Full code: examples/month-06/graceful/main.go · Run: go run ./examples/month-06/graceful then press Ctrl-C

🏋️ Exercises / Practice

Exercise Status Link
In-flight tracker that drains within a context deadline exercises/month-06/week-2/drain

🐛 Mistakes Made

  • Treated http.ErrServerClosed as a fatal error and log.Fatal'd on every clean shutdown. Wrapped the check in errors.Is so the sentinel is expected.
  • Called srv.Shutdown(context.Background()) with no timeout; one stuck handler hung shutdown forever until SIGKILL. Added context.WithTimeout.

❓ Open Questions

  • How do I drain WebSocket/SSE connections that Shutdown ignores? (Propagate the shutdown context into each long-lived handler and close on cancel; srv.Close() is the blunt fallback.)
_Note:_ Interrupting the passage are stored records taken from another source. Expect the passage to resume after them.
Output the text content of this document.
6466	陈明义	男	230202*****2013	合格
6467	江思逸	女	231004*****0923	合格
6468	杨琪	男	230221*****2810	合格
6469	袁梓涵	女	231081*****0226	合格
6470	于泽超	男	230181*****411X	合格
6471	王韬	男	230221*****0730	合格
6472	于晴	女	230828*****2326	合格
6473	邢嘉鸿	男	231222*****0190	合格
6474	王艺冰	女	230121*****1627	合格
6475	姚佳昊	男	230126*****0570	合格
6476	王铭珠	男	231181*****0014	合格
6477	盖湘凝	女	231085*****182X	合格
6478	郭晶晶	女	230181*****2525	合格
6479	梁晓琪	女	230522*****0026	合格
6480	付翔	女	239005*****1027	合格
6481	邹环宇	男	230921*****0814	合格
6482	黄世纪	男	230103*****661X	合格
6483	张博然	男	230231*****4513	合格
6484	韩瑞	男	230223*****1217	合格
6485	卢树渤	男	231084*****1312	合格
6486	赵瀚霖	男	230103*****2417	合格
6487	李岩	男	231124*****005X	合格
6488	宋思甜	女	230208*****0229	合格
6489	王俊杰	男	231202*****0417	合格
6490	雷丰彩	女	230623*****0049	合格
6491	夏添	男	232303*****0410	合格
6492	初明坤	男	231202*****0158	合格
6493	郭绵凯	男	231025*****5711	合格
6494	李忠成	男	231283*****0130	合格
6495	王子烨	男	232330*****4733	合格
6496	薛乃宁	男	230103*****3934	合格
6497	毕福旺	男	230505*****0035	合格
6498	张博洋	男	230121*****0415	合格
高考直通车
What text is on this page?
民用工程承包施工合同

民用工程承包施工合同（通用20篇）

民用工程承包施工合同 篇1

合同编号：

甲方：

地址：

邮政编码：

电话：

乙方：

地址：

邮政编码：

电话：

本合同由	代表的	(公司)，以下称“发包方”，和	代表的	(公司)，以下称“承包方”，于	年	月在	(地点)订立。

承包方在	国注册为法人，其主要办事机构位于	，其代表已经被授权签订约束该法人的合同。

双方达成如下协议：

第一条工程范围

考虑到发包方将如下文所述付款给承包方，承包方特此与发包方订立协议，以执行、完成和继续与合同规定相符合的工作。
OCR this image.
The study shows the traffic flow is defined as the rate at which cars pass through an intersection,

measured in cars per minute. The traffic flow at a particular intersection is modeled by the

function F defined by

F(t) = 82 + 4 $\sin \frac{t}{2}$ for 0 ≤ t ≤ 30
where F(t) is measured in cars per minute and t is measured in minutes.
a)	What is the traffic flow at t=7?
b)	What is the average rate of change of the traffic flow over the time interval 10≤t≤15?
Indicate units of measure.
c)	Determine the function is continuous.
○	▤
🧠 Active Recall (answer without looking)

  1. Q: After srv.ListenAndServe() returns following a clean Shutdown, what error do you get and how should you treat it?
    A

http.ErrServerClosed. It's the expected sentinel for a graceful stop — match it with errors.Is and do NOT treat it as a failure. 2. Q: Why bound srv.Shutdown with a timeout context, and what happens when the deadline passes?

A

A hung handler would otherwise block shutdown forever. With a timeout, Shutdown returns context.DeadlineExceeded once the deadline passes, abandoning stragglers so the process can exit before SIGKILL.

🪶 Feynman Reflection

Graceful shutdown is closing a shop: lock the front door so no new customers enter (close listeners), let the people already inside finish checking out (drain in-flight requests), but if someone won't leave within ten minutes, turn off the lights anyway (deadline). SIGKILL is the landlord cutting the power — you can't argue with it, so leave first.

🕳️ Knowledge Gaps

  • Coordinating shutdown across many subsystems (errgroup-style) — capstone material.

✅ Summary

I can convert SIGINT/SIGTERM into a cancelled context, drain an HTTP server with a bounded Shutdown, and distinguish the ErrServerClosed sentinel from real failures.

⏭️ Next Steps / Prep for Tomorrow

  • Day 154: week review + active recall across the whole production/observability week.

Time spent Difficulty Confidence
95 min 🟦🟦⬜⬜⬜ 🟦🟦🟦🟦⬜

Suggested commit: docs(journal): signals & graceful shutdown (day 153)